Last updated on October 1, 2017
I remember back when I was in college and I worked in the main office of an auto parts company, my boss told me he rarely slept past 3:30 in the morning. I’ve always been a big fan of sleep, so this sort of stuck with me. Both he and his brother, who owned the place, were known for getting into the office before 6 a.m. almost every day, when most everyone else strolled in around 9. I remember he said that when you “get old” you don’t sleep much at night.

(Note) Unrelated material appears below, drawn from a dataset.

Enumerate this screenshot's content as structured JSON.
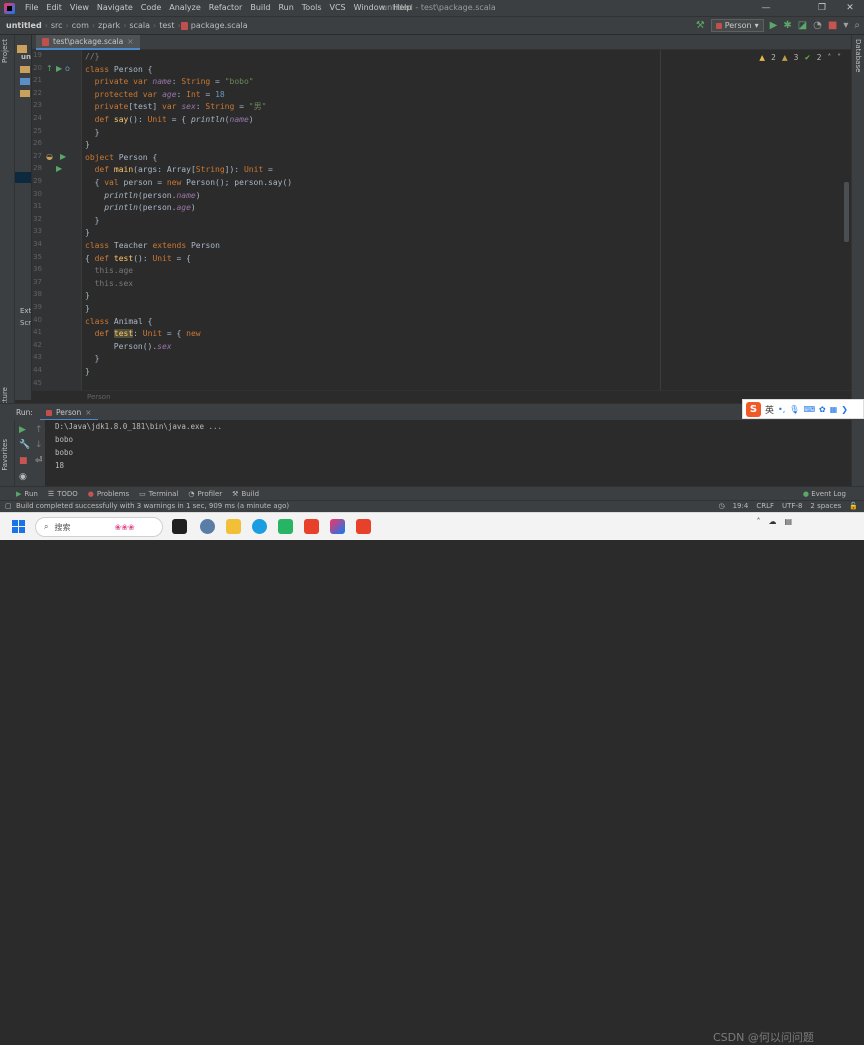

Well, I like to sleep and I’m quite fond of afternoon naps on the weekends. I think it aggravates Bryan to no end that I always want to “lay down” while Ben is napping after lunch on Saturdays and Sundays. He’s made comments before that if I wouldn’t stay up so late, I wouldn’t need a nap. I, of course, always argue with him: the two are unrelated. Regardless of whether I’m able to go to sleep at 10 p.m. or at 2 a.m., if given the chance, I’ll nap the next afternoon. However, I have developed another sleep-related theory, that does appear to be directly linked to when I go to sleep.
If I finish everything I need to do and am able to turn off the computer and lights by 11 p.m., I’ll be awake again at about 2 or 2:30 a.m. At which point, I will feel wide awake and unable to go back to sleep for about an hour or so. Quite frustrating. However, if I “call it a night” roughly anytime after 11, I’ll sleep straight through (barring some exceptional circumstances) until the alarm goes off at 6. This happens, pun intended, like clockwork. Either way I’m tired when the alarm goes off and either way I’m pining for an afternoon nap if at all possible.
So does this mean I’m “getting old”? Or, rather, has my body simply adjusted to shorter but more frequent stretchs of sleep? Or, further, is it just all in my head? Who knows, really. But here I lay, at 3:07 a.m. rambling pathetic justifications about why I’ll need a nap after lunch.